A quoi servent les religions, prises séparément ? A conduire les hommes sur le chemin de la vérité et de la vertu. Selon des variantes propres à chaque culture, les religions enseignent comment libérer l’homme des erreurs engendrées par le fanatisme et une idée corrompue de ce que l’on nomme en Europe l’exclusivisme religieux…
L’universitaire canadien parla à ses étudiants de la problématique suivante : comment comprendre que Dieu, quintessence du bien et de la vertu, ait décidé que le processus prophétique devait connaître un terme à un moment donné, pas avant et pas après… Chemin faisant, le collègue canadien nous rappelle que tout en étant l’Etat musulman le plus important au monde (près de 230 millions d’âmes) l’Indonésie n’avait pas décrété que l’islam était religion d’Etat mais se contentait de cinq principes fondamentaux, et notamment du monothéisme et de la … tolérance vis à vis des autres croyances ! Ce pays récuse l’athéisme mais non les autres religions, même di celles ci ne se développent pas si bien sur place.
Et si on me le permet je ferai état d’une anecdote personnelle : lorsqu’en février 2000, l’auteur de ces lignes fut reçu avec trois universitaires américains et israéliens par le président indonésien de l’époque, le fameux Gous Dour, celui-ci le dit en anglais qu’il trouvait anormal que son pays entretînt des relations diplomatiques avec l’ancienne URSS, régime athée auto-proclamé, mais point avec l’Etat d’Israël qui avait pourtant apporté le monothéisme à l’humanité… Je ne jurerai pas de la sincérité du président à ce moment là, mais malgré l’heure tardive (minuit passé à Djakarta, ce soir là), je fus très impressionné par cette déclaration.
Mais revenons à l’article de la NZZ ! L’auteur souligne que l’un de ses étudiants, musulman sincère et ami de la vérité, avait avoué ne pas avoir trouve le sommeil deux nuits durant, tant il avait essayé de trouver la réponse à la question posée par son professeur canadien… Je rends donc hommage à la candeur mais aussi à la pénétration intellectuelle de ce jeune homme qui a pu mettre le doigt –sans le savoir- sur un point nodal de l’humanité (que nos amis musulmans nomment en arabe al-bachariya).

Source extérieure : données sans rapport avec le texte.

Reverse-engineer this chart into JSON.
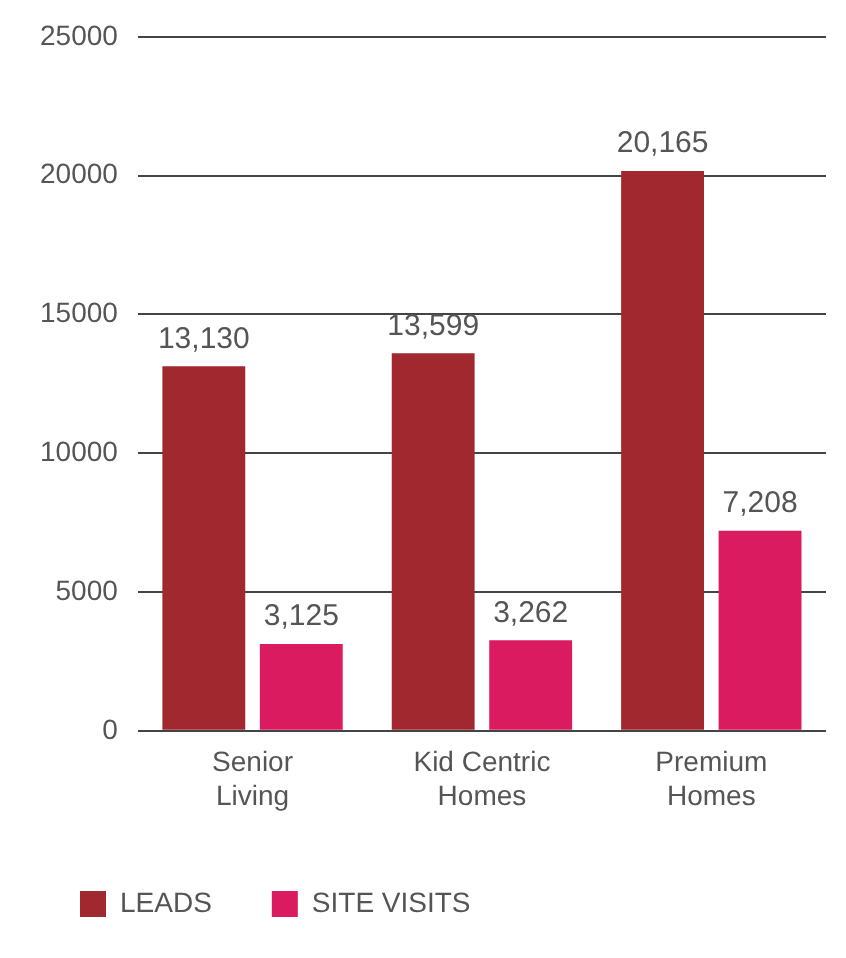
{
  "chart_data": {
    "type": "bar",
    "categories": [
      "Senior Living",
      "Kid Centric Homes",
      "Premium Homes"
    ],
    "series": [
      {
        "name": "LEADS",
        "color": "#a1282f",
        "values": [
          13130,
          13599,
          20165
        ],
        "value_labels": [
          "13,130",
          "13,599",
          "20,165"
        ]
      },
      {
        "name": "SITE VISITS",
        "color": "#db1b5f",
        "values": [
          3125,
          3262,
          7208
        ],
        "value_labels": [
          "3,125",
          "3,262",
          "7,208"
        ]
      }
    ],
    "ylim": [
      0,
      25000
    ],
    "yticks": [
      0,
      5000,
      10000,
      15000,
      20000,
      25000
    ],
    "grid": "y",
    "legend": "bottom left"
  }
}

Alors, je propose très respectueusement la chose suivante : que soit offerte la version persane du traité farabien à Monsieur le président Ahmaninedjad qui pourrait, s’il le veut bien, en faire son profit. Ce serait alors une contribution majeure à la paix mondiale ainsi qu’à l’apaisement des consciences, comme pour ce jeune étudiant indonésien anonyme qui nous a permis, par son si haut exemple dont j’invite tout un chacun à s’inspirer, d’évoquer ce point crucial pour le dialogue des cultures.